The parts of the pie chart below represent three sectors.
The letter G stands for growth. Is that what we are doing growing? Does it remain constant, is it dwindling?
D symbolises development. Enterprise as a learning and developing system. Thus the letter D is placed on the very top.
How can we better solve clients’ problems that occur today and will occur in the immediate and distant future? Apart from G and D, also “P” must be included.
P stands for profit and symbolises well-being of the enterprise.
In order to achieve economic success one has to count. The budget structure is generated by the accountancy symbolised by the chart.
On the right track
The GDP abbreviation illustrates the most important aspects of business planning.

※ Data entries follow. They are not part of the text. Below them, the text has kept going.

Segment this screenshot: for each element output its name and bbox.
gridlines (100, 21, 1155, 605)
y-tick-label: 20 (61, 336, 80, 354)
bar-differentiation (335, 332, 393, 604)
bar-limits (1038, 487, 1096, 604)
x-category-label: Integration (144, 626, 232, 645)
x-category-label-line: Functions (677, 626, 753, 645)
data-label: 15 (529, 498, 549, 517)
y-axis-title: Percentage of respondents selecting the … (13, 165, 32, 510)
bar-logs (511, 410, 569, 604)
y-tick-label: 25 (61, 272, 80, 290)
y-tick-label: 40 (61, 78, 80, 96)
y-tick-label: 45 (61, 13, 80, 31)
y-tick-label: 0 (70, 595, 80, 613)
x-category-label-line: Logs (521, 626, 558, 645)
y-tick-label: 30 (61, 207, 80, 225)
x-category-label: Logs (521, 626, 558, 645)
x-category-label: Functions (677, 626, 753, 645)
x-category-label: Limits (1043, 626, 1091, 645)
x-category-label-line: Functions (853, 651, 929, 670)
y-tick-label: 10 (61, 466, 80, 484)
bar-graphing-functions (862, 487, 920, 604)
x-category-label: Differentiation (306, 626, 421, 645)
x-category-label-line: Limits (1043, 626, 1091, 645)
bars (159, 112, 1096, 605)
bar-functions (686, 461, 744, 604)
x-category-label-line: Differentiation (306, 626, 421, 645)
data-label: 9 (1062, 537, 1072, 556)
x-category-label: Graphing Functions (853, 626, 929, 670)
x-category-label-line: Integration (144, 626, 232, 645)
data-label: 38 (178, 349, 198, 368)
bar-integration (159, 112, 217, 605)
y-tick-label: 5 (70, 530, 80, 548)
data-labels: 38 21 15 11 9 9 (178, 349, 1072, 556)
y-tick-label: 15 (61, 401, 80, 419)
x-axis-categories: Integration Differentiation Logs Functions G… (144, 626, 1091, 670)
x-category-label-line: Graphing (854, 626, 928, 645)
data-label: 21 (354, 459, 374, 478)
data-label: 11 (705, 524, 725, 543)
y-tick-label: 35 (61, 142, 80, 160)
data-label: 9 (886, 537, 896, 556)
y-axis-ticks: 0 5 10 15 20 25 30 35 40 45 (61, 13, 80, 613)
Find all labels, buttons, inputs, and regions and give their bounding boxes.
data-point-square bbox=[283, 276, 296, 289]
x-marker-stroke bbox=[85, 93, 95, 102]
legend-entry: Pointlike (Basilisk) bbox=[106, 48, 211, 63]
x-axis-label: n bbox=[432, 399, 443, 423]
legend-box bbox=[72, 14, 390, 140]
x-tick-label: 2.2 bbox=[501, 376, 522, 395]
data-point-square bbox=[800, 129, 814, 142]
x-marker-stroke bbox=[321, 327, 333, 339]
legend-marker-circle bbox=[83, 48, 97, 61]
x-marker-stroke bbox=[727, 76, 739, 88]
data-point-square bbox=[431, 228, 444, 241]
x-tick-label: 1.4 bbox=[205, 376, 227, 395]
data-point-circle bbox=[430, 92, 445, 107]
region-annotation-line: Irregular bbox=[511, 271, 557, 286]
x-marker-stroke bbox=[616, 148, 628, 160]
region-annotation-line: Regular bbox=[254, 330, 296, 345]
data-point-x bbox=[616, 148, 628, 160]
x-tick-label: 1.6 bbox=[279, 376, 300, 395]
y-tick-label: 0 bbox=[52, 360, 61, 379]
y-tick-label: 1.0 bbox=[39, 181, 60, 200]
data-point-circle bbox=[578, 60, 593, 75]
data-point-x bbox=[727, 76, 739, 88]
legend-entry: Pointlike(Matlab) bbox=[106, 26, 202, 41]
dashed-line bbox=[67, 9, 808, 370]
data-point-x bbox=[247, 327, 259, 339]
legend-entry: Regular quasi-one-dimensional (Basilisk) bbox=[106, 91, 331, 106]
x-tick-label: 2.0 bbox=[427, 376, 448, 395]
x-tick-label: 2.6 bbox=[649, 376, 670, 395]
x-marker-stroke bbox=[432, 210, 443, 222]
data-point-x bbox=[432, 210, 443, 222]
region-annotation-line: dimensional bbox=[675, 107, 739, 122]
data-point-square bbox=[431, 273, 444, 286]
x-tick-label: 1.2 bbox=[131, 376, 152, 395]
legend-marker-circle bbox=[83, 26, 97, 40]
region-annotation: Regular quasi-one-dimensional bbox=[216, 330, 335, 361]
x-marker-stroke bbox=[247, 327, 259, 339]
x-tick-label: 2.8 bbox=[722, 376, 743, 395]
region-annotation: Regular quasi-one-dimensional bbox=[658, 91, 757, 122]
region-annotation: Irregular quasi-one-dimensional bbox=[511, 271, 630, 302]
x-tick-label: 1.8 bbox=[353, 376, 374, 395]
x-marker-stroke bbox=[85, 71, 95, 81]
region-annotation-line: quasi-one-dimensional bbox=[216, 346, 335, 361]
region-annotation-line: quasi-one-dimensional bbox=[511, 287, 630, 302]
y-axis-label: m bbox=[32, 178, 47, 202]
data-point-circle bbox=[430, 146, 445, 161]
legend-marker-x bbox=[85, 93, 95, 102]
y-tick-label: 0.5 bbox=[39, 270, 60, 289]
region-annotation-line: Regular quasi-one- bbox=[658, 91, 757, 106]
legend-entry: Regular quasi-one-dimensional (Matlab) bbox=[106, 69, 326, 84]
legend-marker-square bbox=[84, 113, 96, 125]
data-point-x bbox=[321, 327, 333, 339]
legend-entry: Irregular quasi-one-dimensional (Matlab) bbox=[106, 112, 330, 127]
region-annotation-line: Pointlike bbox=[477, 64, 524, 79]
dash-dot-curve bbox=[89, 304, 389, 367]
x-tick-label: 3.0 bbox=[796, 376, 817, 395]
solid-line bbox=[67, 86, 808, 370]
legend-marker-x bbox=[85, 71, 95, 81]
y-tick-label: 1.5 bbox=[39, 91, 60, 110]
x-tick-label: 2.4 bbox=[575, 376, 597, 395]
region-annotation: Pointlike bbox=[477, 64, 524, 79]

"Doing the right thing" is the strategic aspect of planning.
"Doing things right" means the operative efficiency which is reflected in figures.
A person acting as a controller has to show holistic judgement during the process of methodically monitoring the management.
The job of a controller
The job of a controller encompasses methodology and procedures. Methods are derived from accountancy and planning, procedures include leadership and goals. The methodology includes the document management technique. You can only be in the know when you know how to define your vision. With information you will manage!
This means planning in writing in order to:
- analyse better and complete the course of thoughts,
- communicate systematically with other departments and employees to jointly take actions,
- systematically get access to feedback organisation and find a way of learning on the basis of variations,
- commit oneself and be aware of how it works.
It follows from the above that the work of a controller requires the knowledge of certain ways of conduct. How to convince the manager/client of what the aims of controlling as a methodology are?
A controller needs to maintain an interrogative approach initiating a subject-focused interaction in order to ensure that controlling is not perceived as control. The subject would be the problem that has to be solved.
Nevertheless, it should be action-oriented, not aimed at coming to terms with the past and not “internally-oriented” in the meaning of acting together, that is team-based.
Controllers are authorised to provide counselling without being asked to do so. This encompasses home visits and the “bring principle”, even though a reference to the know-how and know-who developed by the Internationaler Controller Verein (ICV) is required.